There were some other gems, too, such as Mario Batali’s clash with a famously volatile British chef; Batali’s final fuck-you after the chef tosses a pan at his head is pure, delicious evil. And then there’s another chef’s story about hundreds of live eels being spilled on the floor of a tiny Italian restaurant’s kitchen. As a friend of mine observed, the only way that story could’ve been any better was if they’d been electric eels.

But most of the stories fall along the lines of “Oh, this one time, a whole lot of people cancelled on us and we had a buncha lobster we had to use up before they went bad, so we made postickers, and it turned out AWESOME.” Or “This waiter was mean and rude one night and it sort of pissed us off so we fired him.” Or “I was in France on my stage, and this owl totally landed on my bed and freaked my shit out.”

Dudes. This is not what I want to read in a compendium of kitchen disaster stories. It felt like these chefs were holding back on the juicy stuff. Either they wanted to look good, or they didn’t want to piss off famous guilty parties. Whatever the reason, this holding back made for a largely inoffensive and singularly flaccid series of stories.

Halfway through the book, I realized I’d been working on it for almost a month and was less than halfway through it, and that I’d almost definitely found all the high points of the book. So back to the library it went.

My recommendation? Pick this up at the bookstore or the library, look up Bourdain’s and Batali’s stories, browse through some of the tales with interesting titles, and skip the rest. They’re incredibly boring.

Comments are Closed

  1. Amy E says:

    That does sound like a fun book, Candy.  Shame about the holding-back.  C’mon, we want ALLLLLLLL the dirt, not just the mild stuff!  I think I will look for it at the library, though, because I love Mario Batali.

  2. laurad says:

    Agreed, a very disappointing book.  I’ve been a chef for 20 years, and what they should have done was gotten everyone drinking and telling stories….then they’d have gotten the GOOD ones!

  3. Miri says:

    Dude, have you read Bourdain’s “The Nasty Bits.”?  A collection of his older articles and then at the back a post script of sorts of him commenting about the article now.  There were a few “meh” entries but for the most part brilliant/dishy/expellitive peppered yummy Bourdainy-ness!

    Also have you read his Les Halles cookbook!
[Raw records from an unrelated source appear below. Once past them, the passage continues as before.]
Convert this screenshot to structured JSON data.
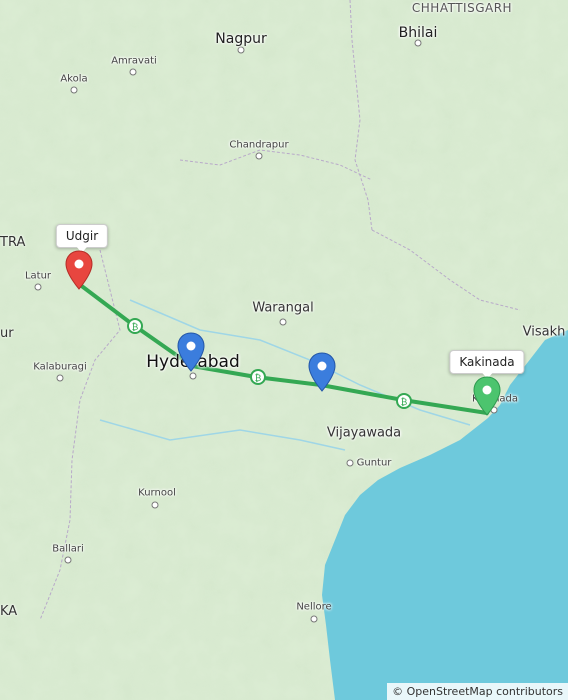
{
  "map": {
    "colors": {
      "land": "#d8ebd0",
      "sea": "#6ec9dc",
      "route": "#34a853",
      "pin_start": "#e8463f",
      "pin_mid": "#3b7ddd",
      "pin_end": "#4cc46e"
    },
    "labels": {
      "chhattisgarh": "CHHATTISGARH",
      "bhilai": "Bhilai",
      "nagpur": "Nagpur",
      "amravati": "Amravati",
      "akola": "Akola",
      "chandrapur": "Chandrapur",
      "latur": "Latur",
      "warangal": "Warangal",
      "hyderabad": "Hyderabad",
      "kalaburagi": "Kalaburagi",
      "visakh": "Visakh",
      "vijayawada": "Vijayawada",
      "guntur": "Guntur",
      "kurnool": "Kurnool",
      "ballari": "Ballari",
      "nellore": "Nellore",
      "kakinada_small": "Kakinada",
      "edge_tra": "TRA",
      "edge_ur": "ur",
      "edge_ka": "KA"
    },
    "callouts": {
      "start": "Udgir",
      "end": "Kakinada"
    },
    "pins": {
      "start_icon": "map-pin-red",
      "mid1_icon": "map-pin-blue",
      "mid2_icon": "map-pin-blue",
      "end_icon": "map-pin-green"
    },
    "route_markers": [
      "toll-icon",
      "toll-icon",
      "toll-icon"
    ],
    "attribution": "© OpenStreetMap contributors"
  }
}
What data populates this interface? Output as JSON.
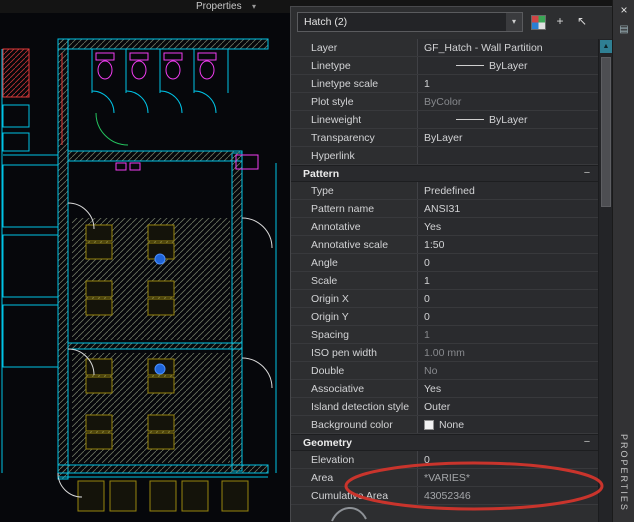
{
  "topbar": {
    "title": "Properties",
    "caret": "▾"
  },
  "panel": {
    "selector": {
      "value": "Hatch (2)",
      "caret": "▾"
    },
    "header_icons": {
      "quick_select": "quick-select",
      "pickadd": "+",
      "select_objects": "↖"
    },
    "side": {
      "close": "×",
      "autohide": "▤",
      "tab": "PROPERTIES"
    },
    "scrollbar": {
      "up": "▲"
    },
    "general": {
      "rows": [
        {
          "label": "Layer",
          "value": "GF_Hatch - Wall Partition"
        },
        {
          "label": "Linetype",
          "value": "ByLayer"
        },
        {
          "label": "Linetype scale",
          "value": "1"
        },
        {
          "label": "Plot style",
          "value": "ByColor"
        },
        {
          "label": "Lineweight",
          "value": "ByLayer"
        },
        {
          "label": "Transparency",
          "value": "ByLayer"
        },
        {
          "label": "Hyperlink",
          "value": ""
        }
      ]
    },
    "pattern": {
      "title": "Pattern",
      "collapse": "−",
      "rows": [
        {
          "label": "Type",
          "value": "Predefined"
        },
        {
          "label": "Pattern name",
          "value": "ANSI31"
        },
        {
          "label": "Annotative",
          "value": "Yes"
        },
        {
          "label": "Annotative scale",
          "value": "1:50"
        },
        {
          "label": "Angle",
          "value": "0"
        },
        {
          "label": "Scale",
          "value": "1"
        },
        {
          "label": "Origin X",
          "value": "0"
        },
        {
          "label": "Origin Y",
          "value": "0"
        },
        {
          "label": "Spacing",
          "value": "1"
        },
        {
          "label": "ISO pen width",
          "value": "1.00 mm"
        },
        {
          "label": "Double",
          "value": "No"
        },
        {
          "label": "Associative",
          "value": "Yes"
        },
        {
          "label": "Island detection style",
          "value": "Outer"
        },
        {
          "label": "Background color",
          "value": "None"
        }
      ]
    },
    "geometry": {
      "title": "Geometry",
      "collapse": "−",
      "rows": [
        {
          "label": "Elevation",
          "value": "0"
        },
        {
          "label": "Area",
          "value": "*VARIES*"
        },
        {
          "label": "Cumulative Area",
          "value": "43052346"
        }
      ]
    }
  },
  "annotation": {
    "color": "#c9342c"
  }
}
Any cookbook with the words dumbass, numnuts, a peckerhead in it is one I’ll save for my Granddaughter!

  4. Candy says:

    Oooh, Nasty Bits is the only book of his I haven’t read. And his Les Halles Cookbook is the one book I brought with me to Seattle, actually. (Am typing this from my friend Katie’s laptop, she of the Nebula Haiku Review fame.) How can I resist a book with such a combination of cheerful verbal abuse and solid instructions on technique? Not to mention the truly excellent recipes.

  5. Miri says:

    I have a book of his fiction “Gone Bamboo” on my TBR pile… I’m sure I’ll get around to it soon… But I just got Tomas Keller’s “Bouchon” and French Laundry for X-mas prezzies soooo It might be a while.

  6. white raven says:

    I love Mario Batali, so reading about him telling some culinary diva to fuck off is worth slogging through the boring stuff.  I’m off to the bookstore this afternoon with my new giftcard.  If the book’s in stock, you can bet I’ll be flipping to that story for a reading.